Hierin unterscheidet sich die Schweizer Marktwirtschaft nicht von der in Deutschland. Bauern würden zum reinen Rohstofflieferanten und mit niedrigen Preisen abgespeist, während die großen Handelsmarken und Verarbeitungsbetriebe den Markt beherrschten und die fetten Gewinne abschöpften, wie den Rahm von der Milch.

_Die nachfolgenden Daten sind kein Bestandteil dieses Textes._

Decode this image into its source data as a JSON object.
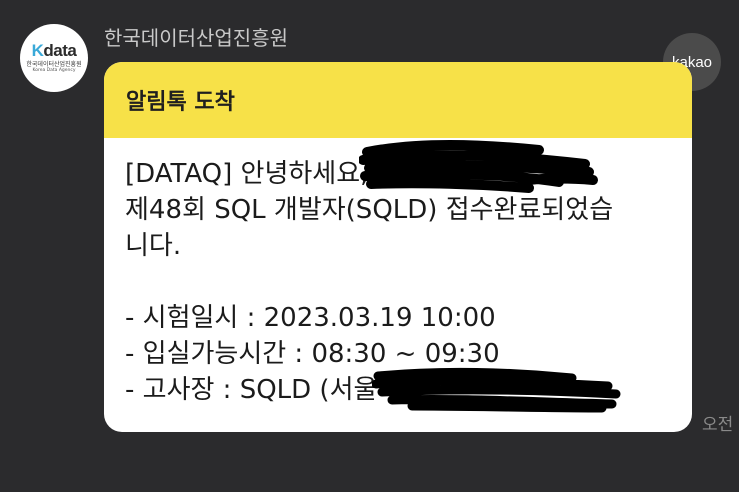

Binswanger machte auch deutlich, weshalb Freihandelsabkommen, die in vielen Branchen funktionierten und für einen Wettbewerb zu Gunsten des Verbrauchers sorgten, in der Landwirtschaft das genaue Gegenteil bewirkten. Während Landwirte in der EU strengste Auflagen bei der Produktion erfüllen müssten, fielen diese mit hohen Kosten verbundenen Auflagen in anderen Ländern weg. Was die Produktion dort um ein Vielfaches vergünstige.

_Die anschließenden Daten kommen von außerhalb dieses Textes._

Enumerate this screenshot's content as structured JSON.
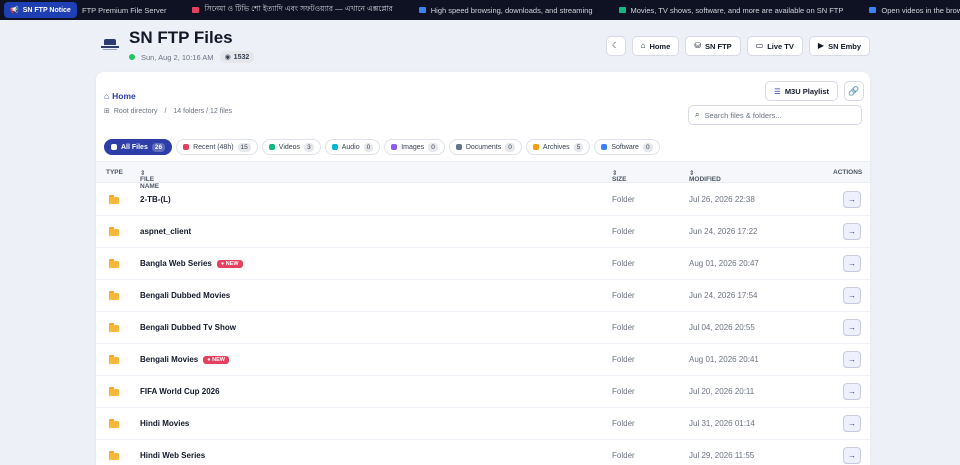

Der einzige Ausweg für die Landwirte, um wettbewerbsfähig zu sein, wäre demnach, die Produktivität zu steigern. „Das ist der Einritt in das Hamsterrad der Volkswirtschaft“, wie Binswanger sagte. Zudem sei die Landwirtschaft nicht auf stetiges Wachstum ausgerichtet, „weil die Ressource Boden nicht unerschöpflich erweiterbar ist.“

In der Diskussion stand unter anderem die Frage im Raum, wie die Bauern im Schwarzwald stärker an der Wertschöpfung partizipieren könnten? Dies, so Binswanger, wäre durch die Stärkung der Machtposition der Landwirte möglich, etwa über Genossenschaften. Faire Preise wären ebenfalls ein wesentlicher Faktor, „wobei unter fairem Preis jeder etwas anderes versteht.“

Auch die Direktvermarktung ab Hof sei ein mögliches Instrument, wodurch Landwirte mehr Erlös für ihre Produkte erwirtschaften könnten. Dies wird in der Region schon vielerorts gemacht. Viele Landwirte bieten ihre Waren in eigenen Hofläden oder Verkaufsautomaten an. Letztlich wäre ein Instrument auch mehr Wettbewerb und in der Öffentlichkeit mehr Bewusstsein zu schaffen, wie die Preise, die der Verbraucher an der Ladenkasse zahlt, wirklich aufgeteilt werden und wie wenig davon an die Landwirte ausbezahlt werden.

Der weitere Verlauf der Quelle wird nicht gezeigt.